Workforce Intelligence, From Movement History to Career Pathways

HR analytics usually stops at descriptive reporting: who moved where last year. The next question, who should move next and along which pathway, is the one the business actually pays for. Answering it needs historical movement patterns and skills intelligence, at a scale that mirrors a real enterprise workforce, with iteration loops that do not depend on production extracts every time someone wants to try an idea.

The problem

Workforce planning teams hold three big inputs that rarely line up.

Position histories run to hundreds of thousands of rows per financial year. A “movement” can look like a real career step, an administrative reclassification, a temporary secondment, or a record-keeping artefact, and telling them apart matters because the downstream model treats them as evidence of mobility. Role definitions sit in a separate taxonomy with skill requirements that update on a different cadence than the positions referencing them. And the skills themselves are mapped to roles with directional weights, because moving from one role to another is rarely the same difficulty in reverse.

A platform that fuses all three has to detect transitions accurately, calculate transferability between roles, recommend pathways that combine pattern and gap, and stay testable at enterprise scale even when the real data cannot leave the environment.

The approach

Treat workforce analytics like product engineering, not a notebook. The Workforce Intelligence Engine applies a small set of patterns that make the system survive taxonomy changes and reproduce across environments.

Configuration-driven architecture. No hardcoded thresholds in source modules. Employee ID ranges, management level distributions, geographic splits, and skill category proportions live in YAML files. The same code runs against development, staging, and production scale by switching the configuration profile. Onboarding a new dataset means describing it, not editing the engine.

Movement detection. Track position changes through temporal lookup keys, enrich each position with role profile and inherited skills, then validate the transition rate against ground-truth windows. The engine accepts that some “movements” are noise and tunes the detector against known clean periods rather than chasing a metric in isolation.

Skills intelligence. Asymmetric similarity between roles, because moving from analyst to manager is not the same as the reverse. Gap analysis names the skills a person would need to acquire, the ones they already have that the destination role does not require, and the overlap that explains why the transition is plausible at all.

Synthetic data generation. Factory, strategy, builder, and adapter patterns produce datasets that match real workforce distributions without touching real employee records. Enterprise-scale demo runs become reproducible: anyone with the codebase can stand up a fresh dataset, run the engine, and see the same shape of output the production team sees.

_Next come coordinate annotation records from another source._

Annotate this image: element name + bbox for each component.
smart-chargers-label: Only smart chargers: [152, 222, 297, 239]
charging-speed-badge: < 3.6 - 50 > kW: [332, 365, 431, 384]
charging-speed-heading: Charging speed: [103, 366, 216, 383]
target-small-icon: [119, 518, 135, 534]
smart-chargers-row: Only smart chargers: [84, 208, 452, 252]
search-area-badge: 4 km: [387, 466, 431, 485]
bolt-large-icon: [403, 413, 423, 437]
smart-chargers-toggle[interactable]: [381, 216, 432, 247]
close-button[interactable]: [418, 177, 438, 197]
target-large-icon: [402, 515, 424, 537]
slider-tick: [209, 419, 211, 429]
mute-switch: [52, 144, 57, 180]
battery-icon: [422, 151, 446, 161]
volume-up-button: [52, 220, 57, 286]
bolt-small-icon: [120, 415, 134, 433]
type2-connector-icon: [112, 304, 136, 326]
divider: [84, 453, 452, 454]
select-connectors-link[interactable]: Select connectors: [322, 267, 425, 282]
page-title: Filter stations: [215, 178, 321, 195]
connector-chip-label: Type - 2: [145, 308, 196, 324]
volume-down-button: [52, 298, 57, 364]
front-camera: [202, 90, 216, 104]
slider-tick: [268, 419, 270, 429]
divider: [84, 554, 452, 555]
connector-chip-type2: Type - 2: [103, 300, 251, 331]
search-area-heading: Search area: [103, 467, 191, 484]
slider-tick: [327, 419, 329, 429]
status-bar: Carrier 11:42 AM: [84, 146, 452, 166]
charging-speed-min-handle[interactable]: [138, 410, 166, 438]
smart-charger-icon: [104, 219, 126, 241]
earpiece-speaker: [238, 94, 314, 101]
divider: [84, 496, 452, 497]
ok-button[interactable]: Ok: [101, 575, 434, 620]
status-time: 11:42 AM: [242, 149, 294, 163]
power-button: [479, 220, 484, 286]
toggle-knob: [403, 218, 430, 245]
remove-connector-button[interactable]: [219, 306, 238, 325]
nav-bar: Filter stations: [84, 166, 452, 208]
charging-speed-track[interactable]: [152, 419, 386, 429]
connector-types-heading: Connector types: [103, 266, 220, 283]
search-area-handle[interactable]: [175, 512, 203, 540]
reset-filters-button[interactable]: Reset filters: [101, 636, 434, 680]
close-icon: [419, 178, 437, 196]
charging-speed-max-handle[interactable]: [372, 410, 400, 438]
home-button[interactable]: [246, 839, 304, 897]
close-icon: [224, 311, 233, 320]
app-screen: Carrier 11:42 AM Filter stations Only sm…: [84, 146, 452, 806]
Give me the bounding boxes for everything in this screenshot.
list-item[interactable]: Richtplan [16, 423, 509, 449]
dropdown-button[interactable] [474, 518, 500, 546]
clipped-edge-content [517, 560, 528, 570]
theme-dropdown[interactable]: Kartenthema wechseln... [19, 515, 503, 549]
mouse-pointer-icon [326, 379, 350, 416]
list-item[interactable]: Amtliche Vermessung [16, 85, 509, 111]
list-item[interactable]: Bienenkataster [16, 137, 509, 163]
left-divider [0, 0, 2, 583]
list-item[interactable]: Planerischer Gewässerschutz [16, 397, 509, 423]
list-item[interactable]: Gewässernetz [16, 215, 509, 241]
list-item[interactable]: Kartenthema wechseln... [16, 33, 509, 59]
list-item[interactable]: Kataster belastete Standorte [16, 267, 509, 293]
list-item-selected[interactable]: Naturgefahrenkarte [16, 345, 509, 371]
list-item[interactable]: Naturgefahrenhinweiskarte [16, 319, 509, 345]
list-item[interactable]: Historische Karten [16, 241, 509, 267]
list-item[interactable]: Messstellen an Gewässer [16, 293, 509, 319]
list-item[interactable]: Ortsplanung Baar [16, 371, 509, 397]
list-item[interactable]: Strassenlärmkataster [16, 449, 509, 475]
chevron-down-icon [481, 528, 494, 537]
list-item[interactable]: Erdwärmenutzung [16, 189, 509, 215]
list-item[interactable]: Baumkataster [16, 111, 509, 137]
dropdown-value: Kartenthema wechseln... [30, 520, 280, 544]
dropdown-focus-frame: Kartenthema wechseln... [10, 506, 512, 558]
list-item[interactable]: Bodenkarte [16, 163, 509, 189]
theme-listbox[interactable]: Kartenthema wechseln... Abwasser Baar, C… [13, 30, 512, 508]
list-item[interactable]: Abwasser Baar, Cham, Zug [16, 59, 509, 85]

Architecture from movement detection through skills analysis to pathways

Modes of operation

comprehensive runs the full pipeline: movement history, skills similarity, pathway recommendations
individual returns pathway recommendations for a single employee ID
scenarios answers strategic questions like restructuring, acquisition fit, or expansion into a new region

Conceptual career pathway from source role through intermediate roles to target

Evidence

~90k colleagues, ~45k positions, ~500k records per financial year on validated runs
100% position enrichment against role profiles
~59% movement rate detected with realistic false-positive control on known-clean windows
Zero processing errors on validated pipeline runs
Pairs naturally with the Skill Similarity Engine: similarity answers role-to-role fit, workforce intelligence answers person-to-pathway fit over time

The framing shift is the point. The work moves leadership conversations from “what happened?” to “what should happen next?”, and the synthetic data layer means the conversation does not stall waiting on production access.